Economy looking better all the time
Good economic news continues to pour in almost daily, and pretty soon people may be able to stop holding their breath – a pose that’s been all too prevalent for more than two years now.
Nationally, in recent days we have seen:
n The Dow Jones Industrial Average of stocks briefly peak above 10,000 – a point it hadn’t seen since May 2002.
n Growth in the national economy hitting a record 8.2 percent for the third quarter of this year.
n Unemployment at an eight-month low of 5.9 percent for November.
n Surges in manufacturing output and wholesale orders.
n Healthy consumer spending going into the crucial holiday season.
In Nevada, sales figures soared 12 percent a month ago over the same period of last year. Carson City was up 7.4 percent, despite the exodus of shoppers to Douglas County, which climbed 12.7 percent. Lyon County did even better at 24.6 percent.
Not all this good cheer is being spread equally, of course. There are still too many people out of work, too many working reduced hours and too many businesses struggling to make expenses.
But optimism in the economy is like sunshine on a snowy day. It starts warming up everything around it.
Back in January, when we were contemplating what might happen to Gov. Kenny Guinn’s proposals on Nevada’s taxes in the 2003 legislative session, we had a simple hope: They be raised enough to keep state government solvent without spoiling its business-friendly reputation.

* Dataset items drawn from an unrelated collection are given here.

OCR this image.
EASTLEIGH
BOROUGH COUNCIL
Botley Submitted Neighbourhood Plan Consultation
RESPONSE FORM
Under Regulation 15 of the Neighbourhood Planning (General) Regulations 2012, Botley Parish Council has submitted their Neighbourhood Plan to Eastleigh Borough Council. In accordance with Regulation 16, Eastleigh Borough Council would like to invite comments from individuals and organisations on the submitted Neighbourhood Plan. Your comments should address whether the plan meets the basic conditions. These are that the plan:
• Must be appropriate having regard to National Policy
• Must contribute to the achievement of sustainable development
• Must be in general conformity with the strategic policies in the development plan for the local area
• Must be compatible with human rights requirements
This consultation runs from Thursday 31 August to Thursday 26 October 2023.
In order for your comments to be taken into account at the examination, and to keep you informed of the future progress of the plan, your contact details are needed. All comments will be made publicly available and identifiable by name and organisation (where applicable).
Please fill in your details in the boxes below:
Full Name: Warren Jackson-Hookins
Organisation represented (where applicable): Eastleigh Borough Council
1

“A rising national economy would lift Nevada, where sales and gaming taxes carry the load, while the proposed state increases would spread that burden,” we wrote almost a year ago.
“The goal should be nothing less than a state balance sheet which, by 2005, gives Guinn the opportunity to propose rolling back Nevada taxes. Wouldn’t that be a pleasant debate to have?”
Remarkably, we’re almost halfway there. It’s time to start figuring.